Sitting at gate 82, awaiting a flight to Belfast City, I feel adrift and alien. It’s the swift singsong accents, every person similar enough to a person I know in Belfast that I double take – did I go to university with her? Is he the father of my friend? The one chair space between every group, all of us ellipsised by social discomfort. Many people are talking on the phone to the very family members or friends who will be picking them in Belfast, lest they have to interact with someone who doesn’t inhabit their tiny, cosy comfort zone.
I didn’t expect culture shock. I’ve been gone a literal handful of months, and before that, I lived in the UK for four years. But I’m back now and everything is –
Everything’s about the same, I’m just seeing it with new eyes. You can walk into any shop and find something beautiful, fashionable, functional, sparkling. It’s all lit with flattering light. There’s a greater variety of light-refracting, pore-reducing, chameleonic-adjusting makeup for women than ever before. And a part of me loves this, loves that I can own a forget-me-not teapot or multi-coloured glass wine bottles or a bowl of white flowers or a strawberry husker or iridescent peacock eye shadow or caviar nail polish or a lampshade that will cast flowery shadows on my wallpaper. I could go on.
But I ask myself, how can I live in a place where so much is available to me, and be unhappy? How can you?
I have a life with a gecko that poos in the exact same spot on my bedroom floor every night, and a house that floods every time it rains, with three plain meatless meals we rotate through the week, in eternal summer. I earn less for a month of teaching than I did for a week of waitressing. And I have a life where I’ve got leftover gift bags stashed, because if you give someone a present, they must get a decorated piece of cardboard too, and I’ve got ornaments on my bedside table, and a shining beloved car.
The contrast is jarring.
You might think I’m happier in the place where I’m richest, and where I’m most surrounded by comfort. Or you might know better. What about you, anyway? Is the place where you’re richest and most comfortable the place you’re happiest by default? Have you lived in a place where you are neither of those things? Would you be prepared to risk loneliness and constant sweat for the sunsets?

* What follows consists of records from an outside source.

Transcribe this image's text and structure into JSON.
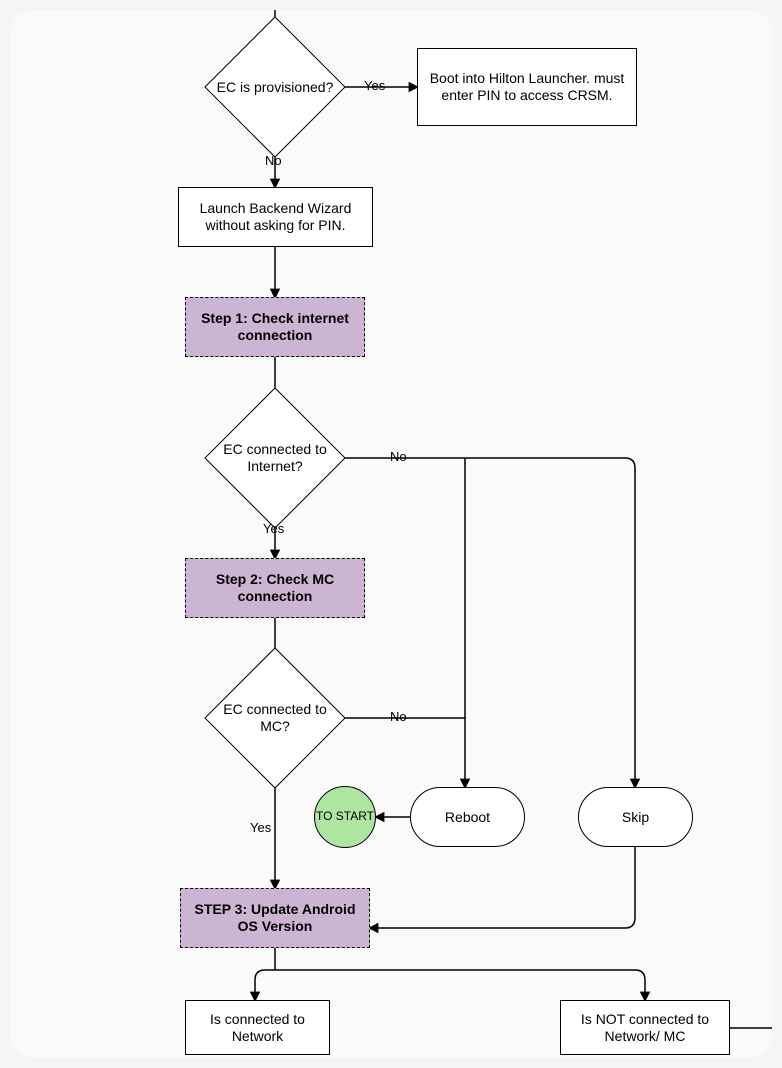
{
  "diagram": {
    "decisions": {
      "ec_provisioned": "EC is provisioned?",
      "ec_internet": "EC connected to Internet?",
      "ec_mc": "EC connected to MC?"
    },
    "processes": {
      "boot_hilton": "Boot into Hilton Launcher. must enter PIN to access CRSM.",
      "launch_wizard": "Launch Backend Wizard without asking for PIN.",
      "connected_network": "Is connected to Network",
      "not_connected_network": "Is NOT connected to Network/ MC"
    },
    "steps": {
      "step1": "Step 1: Check internet connection",
      "step2": "Step 2: Check MC connection",
      "step3": "STEP 3: Update Android OS Version"
    },
    "terminals": {
      "reboot": "Reboot",
      "skip": "Skip",
      "to_start": "TO START"
    },
    "labels": {
      "yes": "Yes",
      "no": "No"
    },
    "colors": {
      "step_fill": "#ccb5d2",
      "circle_fill": "#aee5a1",
      "canvas_bg": "#fafafa",
      "page_bg": "#f5f5f5",
      "stroke": "#000000"
    }
  }
}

In Kisumu, my skin is always visible, tangible. I know what temperature my shoulder-blades are, and the texture of the skin at the back of my knees. Here, in the woollen, duffel, duvets to protect me from cold, I am already losing contact with myself. I feel like I could float away, dandelion fluff in the breeze, if I forget the subtleties of my body.

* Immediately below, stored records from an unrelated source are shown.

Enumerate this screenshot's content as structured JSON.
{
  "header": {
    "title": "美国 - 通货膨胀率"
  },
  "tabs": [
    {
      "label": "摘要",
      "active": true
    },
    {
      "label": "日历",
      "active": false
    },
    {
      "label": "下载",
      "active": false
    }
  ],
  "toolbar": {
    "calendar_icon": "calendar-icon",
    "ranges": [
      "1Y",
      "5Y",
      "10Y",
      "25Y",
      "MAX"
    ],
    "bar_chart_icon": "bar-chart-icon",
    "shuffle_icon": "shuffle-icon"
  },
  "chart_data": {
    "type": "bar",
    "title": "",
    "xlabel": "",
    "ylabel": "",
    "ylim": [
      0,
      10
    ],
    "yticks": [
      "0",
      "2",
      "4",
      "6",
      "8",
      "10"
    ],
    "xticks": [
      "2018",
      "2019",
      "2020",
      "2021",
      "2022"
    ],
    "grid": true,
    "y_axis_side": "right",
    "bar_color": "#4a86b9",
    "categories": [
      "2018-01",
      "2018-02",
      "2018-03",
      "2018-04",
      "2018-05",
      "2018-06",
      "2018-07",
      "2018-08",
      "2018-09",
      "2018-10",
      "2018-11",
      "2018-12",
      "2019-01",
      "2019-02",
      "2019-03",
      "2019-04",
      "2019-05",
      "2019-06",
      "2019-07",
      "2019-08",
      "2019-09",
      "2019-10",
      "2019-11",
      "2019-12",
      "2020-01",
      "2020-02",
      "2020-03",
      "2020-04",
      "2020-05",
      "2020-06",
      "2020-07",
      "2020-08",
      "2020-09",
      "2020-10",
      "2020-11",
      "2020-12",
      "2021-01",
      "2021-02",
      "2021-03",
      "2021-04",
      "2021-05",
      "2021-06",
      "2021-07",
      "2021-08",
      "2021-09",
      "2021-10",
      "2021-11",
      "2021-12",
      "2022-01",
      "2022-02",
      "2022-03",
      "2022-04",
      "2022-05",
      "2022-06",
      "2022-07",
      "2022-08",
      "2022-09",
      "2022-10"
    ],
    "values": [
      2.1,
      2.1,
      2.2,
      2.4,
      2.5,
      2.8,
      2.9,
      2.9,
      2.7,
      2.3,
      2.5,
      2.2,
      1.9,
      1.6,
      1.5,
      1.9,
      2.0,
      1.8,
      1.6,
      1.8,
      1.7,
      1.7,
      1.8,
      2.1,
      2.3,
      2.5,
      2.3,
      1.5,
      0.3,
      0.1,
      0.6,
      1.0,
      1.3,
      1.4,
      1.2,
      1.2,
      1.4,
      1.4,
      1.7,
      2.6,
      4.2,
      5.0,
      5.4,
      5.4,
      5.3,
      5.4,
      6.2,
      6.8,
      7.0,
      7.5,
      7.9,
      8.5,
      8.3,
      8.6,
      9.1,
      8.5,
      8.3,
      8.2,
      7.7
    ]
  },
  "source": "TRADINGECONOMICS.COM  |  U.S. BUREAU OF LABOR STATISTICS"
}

We become sanitised. We begin to lose our humanity, and with it, our humility. When’s the last time I saw my own blood? When’s the last time sweat gathered behind my knee, and skipped down my leg? When’s the last time I welcomed the wind beating against my heart?

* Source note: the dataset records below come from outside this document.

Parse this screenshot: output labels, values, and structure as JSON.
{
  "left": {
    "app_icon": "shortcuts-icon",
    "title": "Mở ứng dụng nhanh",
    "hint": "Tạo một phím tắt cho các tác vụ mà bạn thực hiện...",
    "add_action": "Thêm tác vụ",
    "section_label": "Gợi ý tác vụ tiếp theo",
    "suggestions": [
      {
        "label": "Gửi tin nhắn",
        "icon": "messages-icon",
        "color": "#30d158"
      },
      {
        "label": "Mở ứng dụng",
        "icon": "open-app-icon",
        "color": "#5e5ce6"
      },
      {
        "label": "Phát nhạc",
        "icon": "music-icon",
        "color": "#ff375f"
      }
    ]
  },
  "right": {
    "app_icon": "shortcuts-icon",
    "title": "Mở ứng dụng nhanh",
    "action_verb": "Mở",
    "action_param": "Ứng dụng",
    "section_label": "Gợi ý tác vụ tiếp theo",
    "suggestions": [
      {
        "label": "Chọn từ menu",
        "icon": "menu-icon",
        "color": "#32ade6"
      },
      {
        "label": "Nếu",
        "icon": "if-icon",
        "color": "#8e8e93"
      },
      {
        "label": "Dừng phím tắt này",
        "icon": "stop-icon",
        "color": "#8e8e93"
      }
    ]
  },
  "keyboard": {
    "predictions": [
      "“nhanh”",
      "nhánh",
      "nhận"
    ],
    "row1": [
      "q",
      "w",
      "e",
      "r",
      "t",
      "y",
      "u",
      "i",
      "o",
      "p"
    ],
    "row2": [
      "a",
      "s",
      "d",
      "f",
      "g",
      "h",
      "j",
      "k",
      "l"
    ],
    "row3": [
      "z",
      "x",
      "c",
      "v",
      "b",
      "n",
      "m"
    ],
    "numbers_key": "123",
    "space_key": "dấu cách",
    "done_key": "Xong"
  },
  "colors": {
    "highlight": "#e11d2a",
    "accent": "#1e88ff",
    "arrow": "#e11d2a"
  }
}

I could judge Belfast if I wanted to. I could say that life in this land of plenty and sorrow is wrong, that something fundamental is lost here that I can still find in Kenya. But that isn’t true. There is just as much joy and sin and humanity here as there is in Kenya.
We live with our own demons, griefs and deaths, we walk alongside them every day, regardless of how near we are to the Equator, regardless whether we wear our skins like a second-hand coat or a full-skirted dress. We live with them. God walks with us.
Western world or East Africa, the sun rises, the sun sets, we walk on. We walk on.